En t'volck is onzeker als de mommeschanssen.
Wee mijns, wat rijcker roof, wat moorden grouwelijck,
En wat ancxtigh vluchten zien mijn ooghen rouwelijck
Aant arme Ioodtsche volck. O waart noyt begonnen.
Nu zie ick gheen raadt meer noch troost onder der zonnen.
Aristobolus.
Als menschen troost verdwijnt, placht God meest te troosten,
Diet hem maar toe betrout, al waar hy vanden boosten,
Vanden boosten zondaars, die oyt leefden op Aarden.
Want God helpt den mensch niet na menschelijcker waarden.

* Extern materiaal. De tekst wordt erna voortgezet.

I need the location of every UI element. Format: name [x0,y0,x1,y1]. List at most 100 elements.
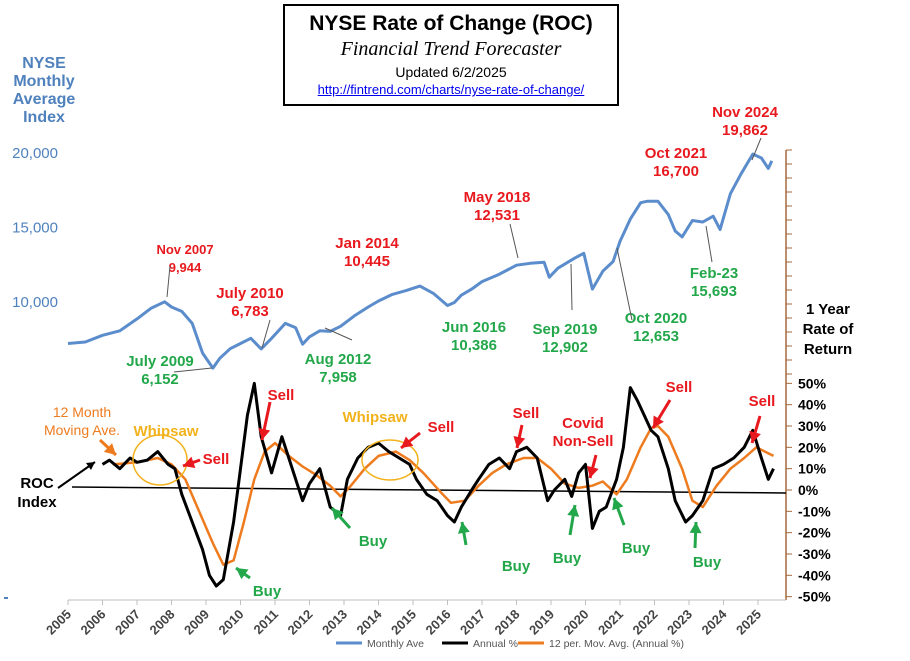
annotation-feb23: 15,693 [691,283,737,300]
annotation-feb23: Feb-23 [690,265,738,282]
right-axis-tick-label: 20% [798,439,827,455]
roc-index-label: Index [17,494,57,511]
x-axis-tick-label: 2013 [319,607,350,638]
x-axis-tick-label: 2006 [78,607,109,638]
right-axis-tick-label: 0% [798,482,819,498]
left-axis-tick-label: 10,000 [12,294,58,311]
chart-subtitle: Financial Trend Forecaster [340,38,562,60]
annotation-sell1: Sell [203,451,230,468]
annotation-july2009: 6,152 [141,371,179,388]
x-axis-tick-label: 2015 [388,607,419,638]
annotation-whipsaw1: Whipsaw [133,423,198,440]
roc-index-label: ROC [20,475,54,492]
buy-arrow-head [332,508,344,521]
annotation-oct2020: Oct 2020 [625,310,688,327]
annotation-may2018: 12,531 [474,207,520,224]
annotation-sep2019: 12,902 [542,339,588,356]
annotation-buy6: Buy [693,554,722,571]
x-axis-tick-label: 2008 [147,607,178,638]
x-axis-tick-label: 2022 [630,607,661,638]
annotation-oct2020: 12,653 [633,328,679,345]
updated-date: Updated 6/2/2025 [395,64,507,80]
right-axis-tick-label: 30% [798,418,827,434]
left-axis-tick-label: 20,000 [12,145,58,162]
annotation-july2010: 6,783 [231,303,269,320]
legend: Monthly Ave Annual % 12 per. Mov. Avg. (An… [336,638,684,650]
series-lines [67,152,775,588]
annotation-sell4: Sell [513,405,540,422]
annotation-oct2021: Oct 2021 [645,145,708,162]
right-axis-tick-label: -30% [798,546,831,562]
annotation-sell5: Sell [666,379,693,396]
whipsaw-ellipse [361,439,419,481]
right-axis-tick-label: -20% [798,525,831,541]
chart-title: NYSE Rate of Change (ROC) [309,12,593,35]
series-12-month-moving-average [112,424,775,566]
x-axis-tick-label: 2018 [492,607,523,638]
left-axis-tick-label: 15,000 [12,220,58,237]
sell-arrow-head [401,436,414,448]
legend-label: 12 per. Mov. Avg. (Annual %) [549,638,684,650]
annotation-nov2007: Nov 2007 [156,242,213,257]
series-annual-percent [101,381,775,588]
annotation-jan2014: Jan 2014 [335,235,399,252]
annotation-july2009: July 2009 [126,353,194,370]
annotation-sell2: Sell [268,387,295,404]
sell-arrow-head [653,415,664,428]
x-axis-tick-label: 2017 [457,607,488,638]
left-axis-title: Index [23,109,65,126]
annotation-connector [166,265,171,298]
buy-arrow-head [612,498,624,511]
annotation-sep2019: Sep 2019 [532,321,597,338]
x-axis-tick-label: 2020 [561,607,592,638]
annotation-jun2016: Jun 2016 [442,319,506,336]
left-axis-title: Monthly [13,73,74,90]
annotation-nov2024: 19,862 [722,122,768,139]
right-axis-tick-label: -50% [798,589,831,605]
right-axis-title: 1 Year [806,301,850,318]
x-axis-tick-label: 2009 [181,607,212,638]
annotation-connector [570,263,573,311]
series-monthly-ave [67,152,774,370]
right-axis-tick-label: -10% [798,503,831,519]
right-axis-tick-label: 50% [798,375,827,391]
annotation-ma12: 12 Month [53,404,111,420]
annotation-whipsaw2: Whipsaw [342,409,407,426]
right-axis-tick-label: 10% [798,461,827,477]
axes: 10,00015,00020,000NYSEMonthlyAverageInde… [4,55,854,638]
buy-arrow-head [689,522,702,534]
x-axis-tick-label: 2019 [526,607,557,638]
title-box: NYSE Rate of Change (ROC) Financial Tren… [283,4,619,106]
legend-label: Annual % [473,638,518,650]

Maar hy ziet op haar noodt, boetvaardigh berouwen,
Recht ootmoedigh bidden, en verkryghens betrouwen.
Daarom O Israel, zo ghy u zelf recht mistrout,
En ghy u ootmoedigh aan Gods beloften houdt,
Dat hy zijn volck ter noodt nemmermeer zal verlaten:
Zo weet ick noch een raadt die u ghewis zal baten.
Israel.
O Ia. dats al in my: zegt doch wat weet ghy voor raadt?
Aristobolus.
Men zalt Ghebedt zenden aan God voor een Ambassaat.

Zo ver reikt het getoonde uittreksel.